Thirty-six years after the late Philadelphia Mayor Frank Rizzo won the Democratic mayoral primary, and turned Philadelphia politics upside down for almost 20 years, his son, Frank Rizzo,Jr., a Republican councilman at large and radio talk show host, is floating the possibility of leaving the Republican Party--to which his father migrated in 1986 after leaving it in 1956--and seeking the Democratic mayoral nomination.
The senior Frank Rizzo became a hero in large part because of adulatory press coverage given by the locally owned and Republican owned Inquirer, Daily News, and Evening Bulletin. He hit a speed bump in 1970 when the Knight newspaper chain (later Knight Ridder) bought the Inquirer and Daily News and proceeded to judge the local hero by unflattering national standards. Now the Knight Ridder chain has been broken up, and the Inquirer and Daily News are again locally owned and Republican owned.
And, once again, crime is becoming a staple of reporting to an even greater extent than before. This may be a tailor made situation for the son of Philadelphia's most famous police commissioner.
But the electorate is rather different from what it was in 1971. In 1971, the Democratic Party was overwhelmingly white, while today it is overwhelming non-white. In 1971, the Democratic Party organization was overwhelmingly pro-Rizzo, while today the Democratic Party chair is himself a potential candidate. In 1971, white voters--like both Rizzos-- had overwhelmingly not attended college, while today college graduation is much more widespread among both blacks and whites.

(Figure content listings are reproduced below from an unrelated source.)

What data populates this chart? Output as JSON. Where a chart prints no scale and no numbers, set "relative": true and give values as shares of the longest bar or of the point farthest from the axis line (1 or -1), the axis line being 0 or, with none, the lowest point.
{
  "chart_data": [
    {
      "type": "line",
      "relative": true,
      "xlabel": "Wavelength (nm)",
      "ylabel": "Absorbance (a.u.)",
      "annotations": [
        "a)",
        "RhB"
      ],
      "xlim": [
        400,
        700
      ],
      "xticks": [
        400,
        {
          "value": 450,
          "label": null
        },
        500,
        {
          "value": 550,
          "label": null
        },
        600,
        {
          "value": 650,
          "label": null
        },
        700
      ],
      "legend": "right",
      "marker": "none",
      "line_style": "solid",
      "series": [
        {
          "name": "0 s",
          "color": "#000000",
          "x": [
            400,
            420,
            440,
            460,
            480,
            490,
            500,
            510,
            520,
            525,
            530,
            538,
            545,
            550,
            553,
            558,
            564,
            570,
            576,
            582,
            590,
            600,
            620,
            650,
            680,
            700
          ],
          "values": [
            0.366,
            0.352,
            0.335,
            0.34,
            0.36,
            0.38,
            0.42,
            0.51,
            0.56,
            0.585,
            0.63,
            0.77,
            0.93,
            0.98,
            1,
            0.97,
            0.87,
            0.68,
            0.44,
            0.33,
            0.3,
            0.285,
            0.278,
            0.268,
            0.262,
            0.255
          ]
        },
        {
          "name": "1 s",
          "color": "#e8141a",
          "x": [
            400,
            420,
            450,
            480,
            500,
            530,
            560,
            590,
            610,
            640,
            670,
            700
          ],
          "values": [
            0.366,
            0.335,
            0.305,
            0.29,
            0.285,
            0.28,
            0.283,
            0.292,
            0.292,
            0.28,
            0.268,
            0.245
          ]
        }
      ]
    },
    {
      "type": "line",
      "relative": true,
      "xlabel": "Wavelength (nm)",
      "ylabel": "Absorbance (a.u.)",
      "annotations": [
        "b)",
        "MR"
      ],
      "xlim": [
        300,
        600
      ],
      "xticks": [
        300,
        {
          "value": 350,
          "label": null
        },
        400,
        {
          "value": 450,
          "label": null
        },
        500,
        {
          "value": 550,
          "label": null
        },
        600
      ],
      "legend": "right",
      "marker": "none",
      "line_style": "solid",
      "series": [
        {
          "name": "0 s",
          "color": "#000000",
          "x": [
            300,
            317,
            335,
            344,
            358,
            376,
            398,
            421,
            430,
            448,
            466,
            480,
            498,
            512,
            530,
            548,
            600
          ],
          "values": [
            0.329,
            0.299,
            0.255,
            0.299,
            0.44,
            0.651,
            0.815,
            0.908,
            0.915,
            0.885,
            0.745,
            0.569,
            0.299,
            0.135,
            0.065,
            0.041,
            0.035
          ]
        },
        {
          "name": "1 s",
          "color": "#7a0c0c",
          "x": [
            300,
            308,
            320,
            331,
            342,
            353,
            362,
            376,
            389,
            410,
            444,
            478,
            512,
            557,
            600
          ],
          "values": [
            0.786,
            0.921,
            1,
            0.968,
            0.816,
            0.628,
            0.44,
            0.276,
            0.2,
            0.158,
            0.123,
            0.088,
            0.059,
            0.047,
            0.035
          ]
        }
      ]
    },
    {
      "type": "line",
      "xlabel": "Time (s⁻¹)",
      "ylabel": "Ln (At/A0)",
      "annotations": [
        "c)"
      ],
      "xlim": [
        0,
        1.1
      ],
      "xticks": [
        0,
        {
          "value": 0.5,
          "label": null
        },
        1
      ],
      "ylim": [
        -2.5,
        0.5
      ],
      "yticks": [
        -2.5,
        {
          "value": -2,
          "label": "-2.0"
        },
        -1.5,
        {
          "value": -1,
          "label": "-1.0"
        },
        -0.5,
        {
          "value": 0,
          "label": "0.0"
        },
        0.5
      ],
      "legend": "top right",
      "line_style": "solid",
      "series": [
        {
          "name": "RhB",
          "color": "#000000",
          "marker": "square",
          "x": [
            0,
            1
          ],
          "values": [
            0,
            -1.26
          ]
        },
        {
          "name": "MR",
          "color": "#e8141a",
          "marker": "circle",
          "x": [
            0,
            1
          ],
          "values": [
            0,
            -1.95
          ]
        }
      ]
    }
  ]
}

The Democratic Party primary field already includes six active candidates. Dividing them by race--still the easy reference point for Philadelphia mayoral politics-- there are three black candidates (Congressman Chaka Fattah, former Councilman Michael Nutter, State House Democratic Minority Appropriations Chair Dwight Evans), and three are white candidates (former City Controller Jon Saidel, labor leader and Redevelopment Authority Chair John Dougherty, and multimillionaire former Rendell mayoralty aide Tom Knox.)
Democratic Party Chair and Congressman Robert Brady may well join the race, as may State Senator Anthony Hardy Williams, whose father Hardy Williams was one of the senior Rizzo's opponents in 1971.

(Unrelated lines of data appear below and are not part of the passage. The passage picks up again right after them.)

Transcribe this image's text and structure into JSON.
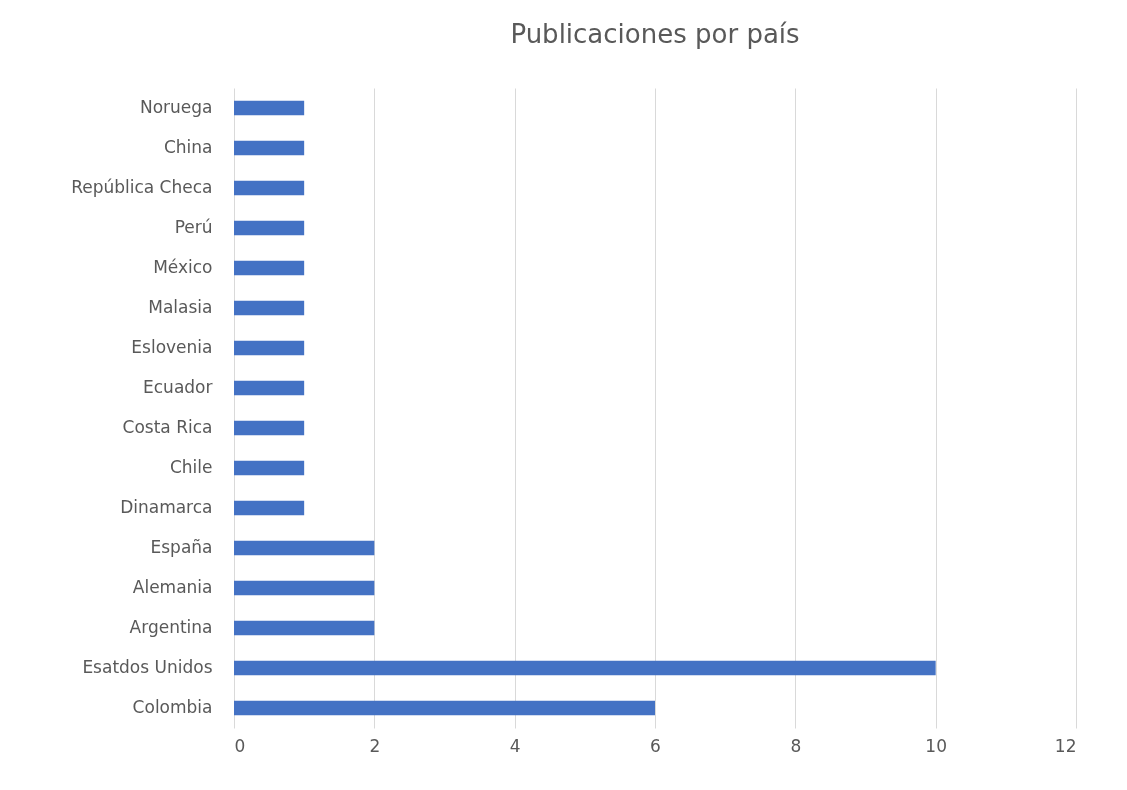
{
  "chart_data": {
    "type": "bar",
    "orientation": "horizontal",
    "title": "Publicaciones por país",
    "categories": [
      "Noruega",
      "China",
      "República Checa",
      "Perú",
      "México",
      "Malasia",
      "Eslovenia",
      "Ecuador",
      "Costa Rica",
      "Chile",
      "Dinamarca",
      "España",
      "Alemania",
      "Argentina",
      "Esatdos Unidos",
      "Colombia"
    ],
    "values": [
      1,
      1,
      1,
      1,
      1,
      1,
      1,
      1,
      1,
      1,
      1,
      2,
      2,
      2,
      10,
      6
    ],
    "color": "#4472c4",
    "xlim": [
      0,
      12
    ],
    "xticks": [
      0,
      2,
      4,
      6,
      8,
      10,
      12
    ],
    "grid": "x"
  }
}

As Yogi Berra liked to say, "it's deja vu all over again."
Except for Knox, advised by Joe Trippi, I know this entire field quite well. I also know the obvious fact that no matter how many candidates there are, only one will win.
Can Frank Rizzo triumph over six to eight Democrats and win the Democratic nomination? Yes, he can. He could get many Republicans and independents to switch to the Democratic Party and drive the Republican Party down to a point where it will have even a greater difficulty finding qualified candidates than it does today. He conceivably could get half the white vote and 5% of the black vote and-- if the field was divided enough-- squeak through.

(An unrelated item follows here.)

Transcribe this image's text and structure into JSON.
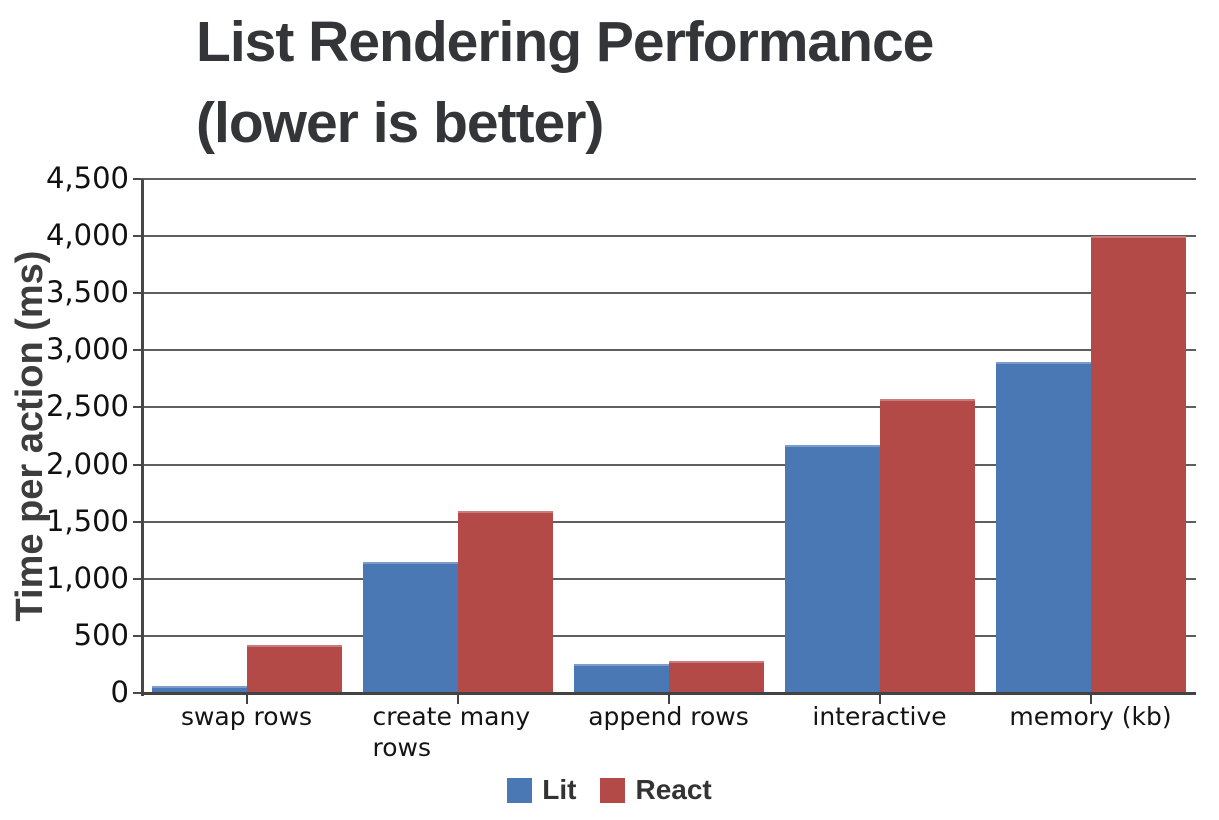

I think though that this is very unlikely to happen. but it is going to be a very interesting primary nevertheless.
Frank Rizzo is far more steady, consistent, diplomatic and politically aware than his father--the quintessential diamond in the rough--was. His father was beloved and adulated by some, and hated and feared by others. Rizzo himself is generally respected by most, without either the negative or positive passions his father aroused.
Why is he not running on the Republican side? Afterall, his three electoral victories were on the Republican ticket and his father won two Republican mayoral nominations, losing narrowly with one in 1987 and dying in the midst of his second Republican general election campaign in 1991. Because he merely won one of two seats guaranteed to the minority party, consistently getting far fewer votes than any Democratic candidate, and he sees no realistic chance of winning as mayor on the Republican ticket in one of the few places in America where John Kerry won by the biggest Democratic margin in local history. The Republican Party last won an open seat Philadelphia mayoral election in 1939.